For his part, John learned a new term in Bloomfield, yarn bombing, when we visited Yarns Unlimited on Walnut Street and he saw a tree outside the shop, garbed in crocheted and knitted blocks of colorful yarn.
Before we headed out of town for the final leg of our journey home to Des Moines, I persuaded John to stop at The Hidden Closet on East Kirkwood Avenue. It was the sign itself that convinced me to enter the store. “Gild your lily and your pad,” read the sign, and in smaller print another sign announced, “Semi-scientific studies suggest that people who shop at The Hidden Closet are above average in every way.” How could I resist entering?

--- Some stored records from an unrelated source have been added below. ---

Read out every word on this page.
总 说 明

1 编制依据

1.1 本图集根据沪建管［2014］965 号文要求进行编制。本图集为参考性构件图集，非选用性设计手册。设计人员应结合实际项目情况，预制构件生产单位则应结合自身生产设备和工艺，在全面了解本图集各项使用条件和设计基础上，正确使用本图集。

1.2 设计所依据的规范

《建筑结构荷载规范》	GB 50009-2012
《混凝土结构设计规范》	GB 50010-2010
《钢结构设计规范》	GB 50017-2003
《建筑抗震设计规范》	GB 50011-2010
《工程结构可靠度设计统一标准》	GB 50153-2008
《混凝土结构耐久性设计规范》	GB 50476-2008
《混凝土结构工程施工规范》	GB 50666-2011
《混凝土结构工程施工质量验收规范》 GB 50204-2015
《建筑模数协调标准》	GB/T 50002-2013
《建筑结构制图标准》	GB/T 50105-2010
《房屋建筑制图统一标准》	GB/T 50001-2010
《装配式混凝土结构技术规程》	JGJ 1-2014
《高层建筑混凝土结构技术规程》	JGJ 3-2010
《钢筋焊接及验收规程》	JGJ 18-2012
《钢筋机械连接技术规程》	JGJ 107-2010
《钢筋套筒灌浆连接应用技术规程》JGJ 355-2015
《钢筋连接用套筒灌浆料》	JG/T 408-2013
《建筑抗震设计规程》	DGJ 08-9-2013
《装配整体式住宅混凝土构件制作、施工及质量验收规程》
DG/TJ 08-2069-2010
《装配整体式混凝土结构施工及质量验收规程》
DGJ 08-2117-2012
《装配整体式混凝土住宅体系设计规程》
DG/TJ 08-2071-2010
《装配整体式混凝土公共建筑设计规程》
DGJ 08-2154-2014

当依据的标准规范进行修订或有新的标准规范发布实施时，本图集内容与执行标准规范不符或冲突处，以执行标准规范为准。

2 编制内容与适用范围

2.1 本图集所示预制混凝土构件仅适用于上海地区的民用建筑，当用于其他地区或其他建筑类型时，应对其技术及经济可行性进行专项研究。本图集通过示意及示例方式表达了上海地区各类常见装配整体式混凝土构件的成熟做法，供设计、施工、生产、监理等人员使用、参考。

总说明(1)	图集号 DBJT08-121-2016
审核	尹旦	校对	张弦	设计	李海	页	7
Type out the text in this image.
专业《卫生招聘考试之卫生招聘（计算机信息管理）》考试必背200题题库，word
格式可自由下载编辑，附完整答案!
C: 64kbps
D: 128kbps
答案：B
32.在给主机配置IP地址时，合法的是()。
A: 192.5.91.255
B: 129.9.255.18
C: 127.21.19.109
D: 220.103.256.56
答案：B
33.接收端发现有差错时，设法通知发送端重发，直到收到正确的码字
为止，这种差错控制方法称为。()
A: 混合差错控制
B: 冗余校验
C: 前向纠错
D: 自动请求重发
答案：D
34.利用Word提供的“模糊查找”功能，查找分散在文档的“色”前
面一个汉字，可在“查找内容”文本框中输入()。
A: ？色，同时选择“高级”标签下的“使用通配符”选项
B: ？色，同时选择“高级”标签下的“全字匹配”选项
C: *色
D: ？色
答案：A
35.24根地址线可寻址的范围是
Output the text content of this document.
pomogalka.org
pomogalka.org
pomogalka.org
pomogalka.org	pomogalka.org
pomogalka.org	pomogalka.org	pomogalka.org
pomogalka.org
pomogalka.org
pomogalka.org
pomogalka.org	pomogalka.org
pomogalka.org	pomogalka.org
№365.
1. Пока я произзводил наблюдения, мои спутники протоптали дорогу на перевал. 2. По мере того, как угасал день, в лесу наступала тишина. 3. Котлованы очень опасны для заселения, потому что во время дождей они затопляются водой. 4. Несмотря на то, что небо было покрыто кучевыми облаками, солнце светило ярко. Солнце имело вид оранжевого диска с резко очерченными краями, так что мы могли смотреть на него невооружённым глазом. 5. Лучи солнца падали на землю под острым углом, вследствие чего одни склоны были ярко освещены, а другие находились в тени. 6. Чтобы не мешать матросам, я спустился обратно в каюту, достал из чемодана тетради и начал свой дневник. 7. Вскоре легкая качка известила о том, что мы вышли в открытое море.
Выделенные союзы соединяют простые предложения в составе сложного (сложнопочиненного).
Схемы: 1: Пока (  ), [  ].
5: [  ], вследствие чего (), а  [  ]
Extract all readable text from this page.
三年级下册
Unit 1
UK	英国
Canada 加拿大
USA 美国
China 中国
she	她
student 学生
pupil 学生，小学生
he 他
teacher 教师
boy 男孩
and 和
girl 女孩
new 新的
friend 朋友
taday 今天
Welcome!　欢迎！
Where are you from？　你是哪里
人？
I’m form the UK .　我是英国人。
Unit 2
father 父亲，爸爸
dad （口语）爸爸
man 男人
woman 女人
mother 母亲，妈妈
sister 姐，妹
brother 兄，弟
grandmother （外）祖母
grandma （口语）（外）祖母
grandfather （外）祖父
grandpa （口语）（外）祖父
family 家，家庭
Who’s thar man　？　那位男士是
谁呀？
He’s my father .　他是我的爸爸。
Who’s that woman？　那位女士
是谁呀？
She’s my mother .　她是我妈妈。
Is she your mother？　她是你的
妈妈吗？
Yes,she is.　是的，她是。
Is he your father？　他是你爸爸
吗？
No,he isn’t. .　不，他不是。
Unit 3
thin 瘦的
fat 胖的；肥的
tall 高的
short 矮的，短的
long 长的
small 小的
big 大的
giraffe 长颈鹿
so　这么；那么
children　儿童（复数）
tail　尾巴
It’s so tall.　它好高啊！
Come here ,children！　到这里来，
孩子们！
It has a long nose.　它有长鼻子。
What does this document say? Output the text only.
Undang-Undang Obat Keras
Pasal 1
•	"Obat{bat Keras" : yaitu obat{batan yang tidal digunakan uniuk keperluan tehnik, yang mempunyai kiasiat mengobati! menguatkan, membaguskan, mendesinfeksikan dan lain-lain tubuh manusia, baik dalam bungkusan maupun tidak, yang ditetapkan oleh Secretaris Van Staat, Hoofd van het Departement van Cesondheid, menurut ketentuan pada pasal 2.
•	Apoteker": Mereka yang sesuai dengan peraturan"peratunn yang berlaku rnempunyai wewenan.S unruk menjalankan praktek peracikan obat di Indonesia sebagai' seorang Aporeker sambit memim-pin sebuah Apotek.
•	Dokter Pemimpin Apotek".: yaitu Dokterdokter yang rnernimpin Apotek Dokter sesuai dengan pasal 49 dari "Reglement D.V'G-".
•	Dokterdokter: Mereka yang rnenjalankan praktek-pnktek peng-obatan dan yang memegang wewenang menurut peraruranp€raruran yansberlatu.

The owner of what turned out to be a vintage and consigned goods shop told us that the lady pictured on the sign is her alter ego. She grew up in the Bloomington area, but often visits the Southwest. As a result, her shop includes native American jewelry of truly exceptional craftsmanship. John located a lovely dragonfly pin for me, as well as a 1930s-era floral brooch that is probably resin, but looks a lot like ivory.
On our way home to Des Moines, the skies darkened and our smart phones kept sending us flood and severe thunderstorm warnings. Apparently, we missed most of the bad weather while we were away, but were greeted by rain as we entered the outskirts of Urbandale, where we live. That’s not a bad photo below, by the way, but instead what hard rain looks like from a moving car when you snap a picture!
Our next trip will involve a cabin retreat at Backbone State Park, but that’s another story. Meanwhile, I have lots of laundry to wash! Thanks for letting me share our wanderings with you.